I would think it to be injectors or maybe the spray nozzle. Sounds like maybe one or more is drizzling not spraying.


----------



## harry16 (Dec 8, 2011)

Have all the injectors tested and rebuilt if necessary.


----------



## Thomas (Nov 1, 2006)

On or off road diesel?


----------



## KB4GAP (Jul 12, 2015)

Does off road diesel smoke more Harry16 ??


----------



## Thomas (Nov 1, 2006)

Not to long ago I had bad off road diesel,tractor let me know it...sink diesel black smoke,ran rough.


----------



## KB4GAP (Jul 12, 2015)

I was thinking the only difference was the dye. Red to green and the price !


----------



## Ken1945 (Nov 12, 2016)

zrtman, what resolved your blue smoke issue? I have a 2360 with 440 hours. It was running great one morning a few weeks ago and while idling it started missing on one cylinder and pumping blue smoke. I have cleaned injectors, installed new tips, drained/cleaned the tank (had gotten dirty fuel in one can), installed fuel filters (both), pressure tested injectors using my injector tester (set them as close to 3350 psi as possible).
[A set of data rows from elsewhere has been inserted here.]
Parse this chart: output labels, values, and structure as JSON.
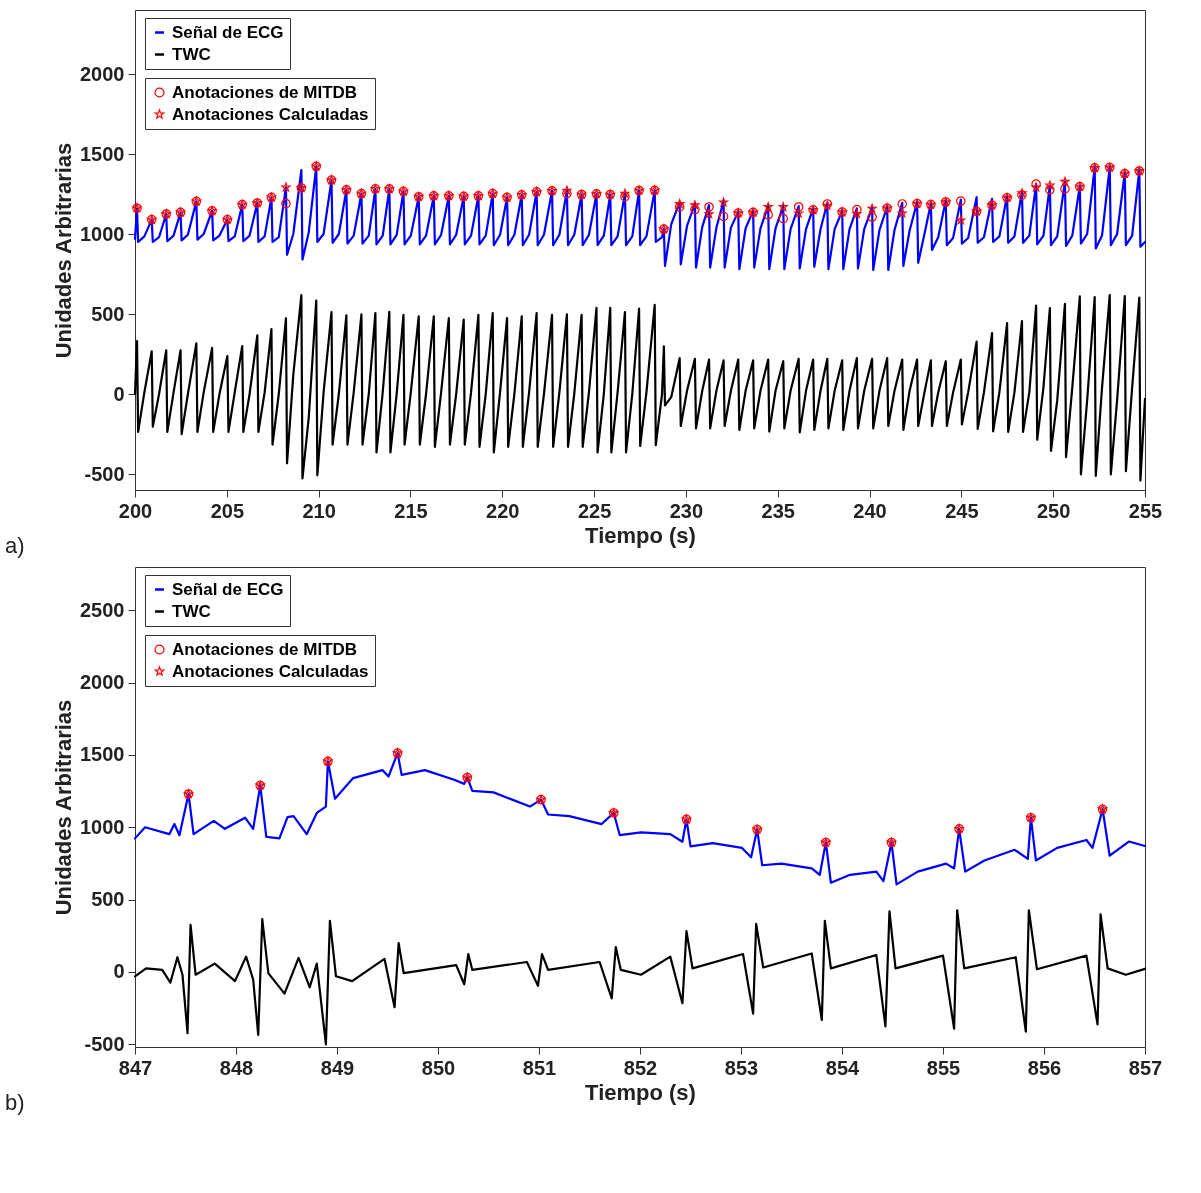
{
  "chart_data": [
    {
      "type": "line",
      "xlabel": "Tiempo (s)",
      "ylabel": "Unidades Arbitrarias",
      "annotations": [
        "a)"
      ],
      "legend": "top left",
      "marker": "none",
      "line_style": "solid",
      "xlim": [
        200,
        255
      ],
      "xticks": [
        200,
        205,
        210,
        215,
        220,
        225,
        230,
        235,
        240,
        245,
        250,
        255
      ],
      "ylim": [
        -600,
        2400
      ],
      "yticks": [
        -500,
        0,
        500,
        1000,
        1500,
        2000
      ],
      "x": [
        200,
        200.11,
        200.17,
        200.51,
        200.91,
        200.97,
        201.31,
        201.7,
        201.76,
        202.1,
        202.48,
        202.54,
        202.88,
        203.34,
        203.4,
        203.74,
        204.2,
        204.26,
        204.6,
        205.03,
        205.09,
        205.43,
        205.84,
        205.9,
        206.24,
        206.66,
        206.72,
        207.06,
        207.43,
        207.49,
        207.83,
        208.22,
        208.28,
        208.62,
        209.06,
        209.12,
        209.46,
        209.87,
        209.93,
        210.27,
        210.7,
        210.76,
        211.1,
        211.51,
        211.57,
        211.91,
        212.33,
        212.39,
        212.73,
        213.09,
        213.15,
        213.49,
        213.85,
        213.91,
        214.25,
        214.62,
        214.68,
        215.02,
        215.45,
        215.51,
        215.85,
        216.27,
        216.33,
        216.67,
        217.09,
        217.15,
        217.49,
        217.9,
        217.96,
        218.3,
        218.7,
        218.76,
        219.1,
        219.48,
        219.54,
        219.88,
        220.26,
        220.32,
        220.66,
        221.06,
        221.12,
        221.46,
        221.87,
        221.93,
        222.27,
        222.71,
        222.77,
        223.11,
        223.52,
        223.58,
        223.92,
        224.32,
        224.38,
        224.72,
        225.13,
        225.19,
        225.53,
        225.88,
        225.94,
        226.28,
        226.68,
        226.74,
        227.08,
        227.45,
        227.51,
        227.85,
        228.3,
        228.36,
        228.7,
        228.8,
        228.86,
        229.2,
        229.66,
        229.72,
        230.06,
        230.49,
        230.55,
        230.89,
        231.26,
        231.32,
        231.66,
        232.05,
        232.11,
        232.45,
        232.85,
        232.91,
        233.25,
        233.66,
        233.72,
        234.06,
        234.48,
        234.54,
        234.88,
        235.3,
        235.36,
        235.7,
        236.14,
        236.2,
        236.54,
        236.93,
        236.99,
        237.33,
        237.7,
        237.76,
        238.1,
        238.51,
        238.57,
        238.91,
        239.31,
        239.37,
        239.71,
        240.14,
        240.2,
        240.54,
        240.96,
        241.02,
        241.36,
        241.78,
        241.84,
        242.18,
        242.59,
        242.65,
        242.99,
        243.34,
        243.4,
        243.74,
        244.15,
        244.21,
        244.55,
        244.97,
        245.03,
        245.37,
        245.83,
        245.89,
        246.23,
        246.67,
        246.73,
        247.07,
        247.49,
        247.55,
        247.89,
        248.3,
        248.36,
        248.7,
        249.07,
        249.13,
        249.47,
        249.82,
        249.88,
        250.22,
        250.64,
        250.7,
        251.04,
        251.45,
        251.51,
        251.85,
        252.26,
        252.32,
        252.66,
        253.08,
        253.14,
        253.48,
        253.9,
        253.96,
        254.3,
        254.69,
        254.75,
        255
      ],
      "series": [
        {
          "name": "Señal de ECG",
          "color": "#0000ff",
          "values": [
            970,
            1161,
            950,
            985,
            1090,
            950,
            980,
            1125,
            955,
            990,
            1135,
            960,
            995,
            1204,
            965,
            1000,
            1145,
            960,
            990,
            1090,
            955,
            985,
            1184,
            955,
            990,
            1194,
            950,
            985,
            1229,
            950,
            980,
            1292,
            870,
            1000,
            1400,
            840,
            1010,
            1423,
            950,
            1000,
            1337,
            945,
            1000,
            1276,
            940,
            990,
            1253,
            940,
            990,
            1282,
            935,
            990,
            1282,
            935,
            995,
            1267,
            935,
            990,
            1233,
            935,
            990,
            1239,
            935,
            995,
            1239,
            935,
            995,
            1235,
            935,
            990,
            1239,
            935,
            990,
            1253,
            930,
            995,
            1229,
            930,
            995,
            1245,
            930,
            995,
            1264,
            930,
            995,
            1270,
            930,
            995,
            1272,
            930,
            995,
            1247,
            930,
            995,
            1251,
            930,
            990,
            1247,
            930,
            985,
            1253,
            930,
            985,
            1272,
            930,
            985,
            1273,
            950,
            980,
            1031,
            800,
            1060,
            1200,
            810,
            1050,
            1190,
            790,
            1045,
            1180,
            790,
            1040,
            1205,
            790,
            1040,
            1140,
            780,
            1035,
            1145,
            790,
            1035,
            1175,
            780,
            1035,
            1175,
            780,
            1030,
            1175,
            785,
            1030,
            1160,
            795,
            1030,
            1195,
            780,
            1030,
            1145,
            780,
            1030,
            1160,
            785,
            1030,
            1165,
            775,
            1025,
            1170,
            775,
            1025,
            1195,
            800,
            1020,
            1200,
            820,
            1000,
            1190,
            900,
            980,
            1210,
            930,
            975,
            1215,
            940,
            975,
            1230,
            945,
            980,
            1220,
            950,
            985,
            1240,
            945,
            985,
            1265,
            945,
            990,
            1312,
            935,
            990,
            1304,
            930,
            985,
            1327,
            925,
            990,
            1300,
            940,
            1000,
            1420,
            910,
            990,
            1420,
            930,
            1000,
            1385,
            930,
            990,
            1400,
            920,
            950
          ]
        },
        {
          "name": "TWC",
          "color": "#000000",
          "values": [
            0,
            331,
            -237,
            10,
            267,
            -204,
            0,
            273,
            -237,
            10,
            273,
            -251,
            0,
            316,
            -237,
            10,
            288,
            -237,
            0,
            237,
            -237,
            10,
            300,
            -237,
            0,
            367,
            -237,
            10,
            406,
            -316,
            0,
            473,
            -433,
            120,
            618,
            -528,
            -150,
            584,
            -508,
            10,
            512,
            -316,
            0,
            492,
            -316,
            10,
            498,
            -316,
            0,
            506,
            -365,
            10,
            514,
            -365,
            0,
            494,
            -316,
            10,
            486,
            -316,
            0,
            486,
            -330,
            10,
            475,
            -316,
            0,
            465,
            -316,
            10,
            494,
            -330,
            0,
            506,
            -365,
            10,
            475,
            -330,
            0,
            486,
            -330,
            10,
            506,
            -330,
            0,
            494,
            -330,
            10,
            498,
            -330,
            0,
            494,
            -330,
            10,
            539,
            -365,
            0,
            539,
            -365,
            10,
            512,
            -365,
            0,
            533,
            -325,
            10,
            557,
            -320,
            0,
            298,
            -71,
            -20,
            224,
            -200,
            20,
            220,
            -215,
            20,
            215,
            -215,
            20,
            210,
            -200,
            20,
            215,
            -225,
            20,
            210,
            -215,
            20,
            215,
            -235,
            20,
            205,
            -215,
            20,
            220,
            -240,
            20,
            215,
            -225,
            20,
            220,
            -215,
            20,
            210,
            -225,
            20,
            225,
            -215,
            20,
            220,
            -215,
            20,
            225,
            -200,
            20,
            215,
            -225,
            20,
            215,
            -200,
            10,
            210,
            -200,
            10,
            205,
            -200,
            10,
            215,
            -190,
            10,
            327,
            -218,
            10,
            380,
            -233,
            10,
            443,
            -237,
            10,
            455,
            -237,
            10,
            553,
            -286,
            40,
            537,
            -355,
            -40,
            563,
            -394,
            40,
            610,
            -502,
            -40,
            606,
            -512,
            40,
            618,
            -502,
            -40,
            612,
            -482,
            40,
            602,
            -541,
            -30
          ]
        },
        {
          "name": "Anotaciones de MITDB",
          "type": "scatter",
          "marker": "circle",
          "color": "#ff0000",
          "x": [
            200.11,
            200.91,
            201.7,
            202.48,
            203.34,
            204.2,
            205.03,
            205.84,
            206.66,
            207.43,
            208.22,
            209.06,
            209.87,
            210.7,
            211.51,
            212.33,
            213.09,
            213.85,
            214.62,
            215.45,
            216.27,
            217.09,
            217.9,
            218.7,
            219.48,
            220.26,
            221.06,
            221.87,
            222.71,
            223.52,
            224.32,
            225.13,
            225.88,
            226.68,
            227.45,
            228.3,
            228.8,
            229.66,
            230.49,
            231.26,
            232.05,
            232.85,
            233.66,
            234.48,
            235.3,
            236.14,
            236.93,
            237.7,
            238.51,
            239.31,
            240.14,
            240.96,
            241.78,
            242.59,
            243.34,
            244.15,
            244.97,
            245.83,
            246.67,
            247.49,
            248.3,
            249.07,
            249.82,
            250.64,
            251.45,
            252.26,
            253.08,
            253.9,
            254.69
          ],
          "values": [
            1161,
            1090,
            1125,
            1135,
            1204,
            1145,
            1090,
            1184,
            1194,
            1229,
            1190,
            1288,
            1423,
            1337,
            1276,
            1253,
            1282,
            1282,
            1267,
            1233,
            1239,
            1239,
            1235,
            1239,
            1253,
            1229,
            1245,
            1264,
            1270,
            1253,
            1247,
            1251,
            1247,
            1233,
            1272,
            1273,
            1031,
            1169,
            1153,
            1169,
            1110,
            1131,
            1135,
            1120,
            1096,
            1169,
            1151,
            1188,
            1137,
            1153,
            1106,
            1161,
            1188,
            1190,
            1184,
            1200,
            1206,
            1141,
            1180,
            1227,
            1243,
            1312,
            1276,
            1282,
            1296,
            1414,
            1416,
            1378,
            1394
          ]
        },
        {
          "name": "Anotaciones Calculadas",
          "type": "scatter",
          "marker": "star",
          "color": "#ff0000",
          "x": [
            200.11,
            200.91,
            201.7,
            202.48,
            203.34,
            204.2,
            205.03,
            205.84,
            206.66,
            207.43,
            208.22,
            209.06,
            209.87,
            210.7,
            211.51,
            212.33,
            213.09,
            213.85,
            214.62,
            215.45,
            216.27,
            217.09,
            217.9,
            218.7,
            219.48,
            220.26,
            221.06,
            221.87,
            222.71,
            223.52,
            224.32,
            225.13,
            225.88,
            226.68,
            227.45,
            228.3,
            228.8,
            229.66,
            230.49,
            231.26,
            232.05,
            232.85,
            233.66,
            234.48,
            235.3,
            236.14,
            236.93,
            237.7,
            238.51,
            239.31,
            240.14,
            240.96,
            241.78,
            242.59,
            243.34,
            244.15,
            244.97,
            245.83,
            246.67,
            247.49,
            248.3,
            249.07,
            249.82,
            250.64,
            251.45,
            252.26,
            253.08,
            253.9,
            254.69
          ],
          "values": [
            1161,
            1090,
            1125,
            1135,
            1204,
            1145,
            1090,
            1184,
            1194,
            1229,
            1292,
            1288,
            1423,
            1337,
            1276,
            1253,
            1282,
            1282,
            1267,
            1233,
            1239,
            1239,
            1235,
            1239,
            1253,
            1229,
            1245,
            1264,
            1270,
            1272,
            1247,
            1251,
            1247,
            1253,
            1272,
            1273,
            1031,
            1188,
            1180,
            1125,
            1198,
            1131,
            1135,
            1169,
            1169,
            1129,
            1151,
            1178,
            1137,
            1125,
            1159,
            1161,
            1129,
            1190,
            1184,
            1200,
            1086,
            1141,
            1180,
            1227,
            1255,
            1292,
            1304,
            1327,
            1296,
            1414,
            1416,
            1378,
            1394
          ]
        }
      ]
    },
    {
      "type": "line",
      "xlabel": "Tiempo (s)",
      "ylabel": "Unidades Arbitrarias",
      "annotations": [
        "b)"
      ],
      "legend": "top left",
      "marker": "none",
      "line_style": "solid",
      "xlim": [
        847,
        857
      ],
      "xticks": [
        847,
        848,
        849,
        850,
        851,
        852,
        853,
        854,
        855,
        856,
        857
      ],
      "ylim": [
        -520,
        2800
      ],
      "yticks": [
        -500,
        0,
        500,
        1000,
        1500,
        2000,
        2500
      ],
      "series": [
        {
          "name": "Señal de ECG",
          "color": "#0000ff",
          "x": [
            847,
            847.1,
            847.34,
            847.39,
            847.44,
            847.53,
            847.58,
            847.78,
            847.89,
            848.09,
            848.17,
            848.24,
            848.3,
            848.43,
            848.51,
            848.57,
            848.7,
            848.8,
            848.89,
            848.91,
            848.98,
            849.16,
            849.45,
            849.51,
            849.6,
            849.64,
            849.87,
            850.16,
            850.26,
            850.29,
            850.34,
            850.55,
            850.91,
            851.02,
            851.09,
            851.3,
            851.62,
            851.74,
            851.8,
            852.01,
            852.3,
            852.42,
            852.46,
            852.5,
            852.72,
            853.01,
            853.1,
            853.16,
            853.21,
            853.4,
            853.7,
            853.78,
            853.84,
            853.89,
            854.08,
            854.34,
            854.41,
            854.49,
            854.54,
            854.75,
            855.03,
            855.11,
            855.16,
            855.22,
            855.41,
            855.71,
            855.84,
            855.87,
            855.92,
            856.13,
            856.42,
            856.48,
            856.58,
            856.65,
            856.84,
            857
          ],
          "values": [
            923,
            1000,
            952,
            1022,
            945,
            1230,
            952,
            1044,
            989,
            1066,
            989,
            1289,
            934,
            923,
            1070,
            1077,
            952,
            1099,
            1143,
            1456,
            1197,
            1340,
            1395,
            1351,
            1513,
            1362,
            1395,
            1329,
            1300,
            1344,
            1252,
            1241,
            1143,
            1191,
            1088,
            1077,
            1022,
            1099,
            945,
            965,
            952,
            900,
            1055,
            868,
            890,
            857,
            792,
            985,
            737,
            748,
            715,
            671,
            895,
            616,
            671,
            693,
            627,
            895,
            605,
            693,
            748,
            715,
            989,
            693,
            770,
            844,
            781,
            1066,
            770,
            857,
            912,
            857,
            1125,
            803,
            901,
            870
          ]
        },
        {
          "name": "TWC",
          "color": "#000000",
          "x": [
            847,
            847.11,
            847.27,
            847.35,
            847.42,
            847.47,
            847.52,
            847.55,
            847.6,
            847.79,
            847.99,
            848.1,
            848.17,
            848.22,
            848.26,
            848.32,
            848.48,
            848.62,
            848.73,
            848.8,
            848.89,
            848.93,
            848.99,
            849.15,
            849.47,
            849.57,
            849.61,
            849.66,
            850.18,
            850.26,
            850.3,
            850.34,
            850.88,
            850.99,
            851.03,
            851.09,
            851.6,
            851.72,
            851.76,
            851.81,
            852.01,
            852.3,
            852.42,
            852.46,
            852.52,
            853.02,
            853.12,
            853.15,
            853.22,
            853.7,
            853.8,
            853.83,
            853.89,
            854.34,
            854.43,
            854.47,
            854.53,
            855,
            855.11,
            855.14,
            855.21,
            855.72,
            855.82,
            855.85,
            855.93,
            856.42,
            856.53,
            856.56,
            856.63,
            856.81,
            857
          ],
          "values": [
            -31,
            24,
            13,
            -75,
            101,
            -20,
            -425,
            325,
            -20,
            57,
            -64,
            105,
            -53,
            -436,
            364,
            -9,
            -151,
            96,
            -107,
            57,
            -502,
            353,
            -31,
            -64,
            90,
            -245,
            199,
            -9,
            46,
            -86,
            123,
            13,
            68,
            -97,
            123,
            13,
            68,
            -184,
            171,
            13,
            -20,
            105,
            -217,
            281,
            24,
            123,
            -289,
            331,
            30,
            127,
            -333,
            353,
            24,
            116,
            -377,
            419,
            24,
            112,
            -393,
            426,
            24,
            101,
            -414,
            426,
            18,
            112,
            -364,
            397,
            24,
            -20,
            20
          ]
        },
        {
          "name": "Anotaciones de MITDB",
          "type": "scatter",
          "marker": "circle",
          "color": "#ff0000",
          "x": [
            847.53,
            848.24,
            848.91,
            849.6,
            850.29,
            851.02,
            851.74,
            852.46,
            853.16,
            853.84,
            854.49,
            855.16,
            855.87,
            856.58
          ],
          "values": [
            1230,
            1289,
            1456,
            1513,
            1344,
            1191,
            1099,
            1055,
            985,
            895,
            895,
            989,
            1066,
            1125
          ]
        },
        {
          "name": "Anotaciones Calculadas",
          "type": "scatter",
          "marker": "star",
          "color": "#ff0000",
          "x": [
            847.53,
            848.24,
            848.91,
            849.6,
            850.29,
            851.02,
            851.74,
            852.46,
            853.16,
            853.84,
            854.49,
            855.16,
            855.87,
            856.58
          ],
          "values": [
            1230,
            1289,
            1456,
            1513,
            1344,
            1191,
            1099,
            1055,
            985,
            895,
            895,
            989,
            1066,
            1125
          ]
        }
      ]
    }
  ]
}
Range is 3250 to 3350. And she still misses and has blue smoke at lower rpms when cold.

I've been thinking my pressure setting of 3350 might be two high and have been thinking resetting them down around 3250. 

I think I read somewhere the higher the pressure the more fuel is sprayed in a shorter time and the lower pressure the less fuel sprayed over a long time.

Hope you found a solution that you might share with me and others. 

Thanks, Ken


----------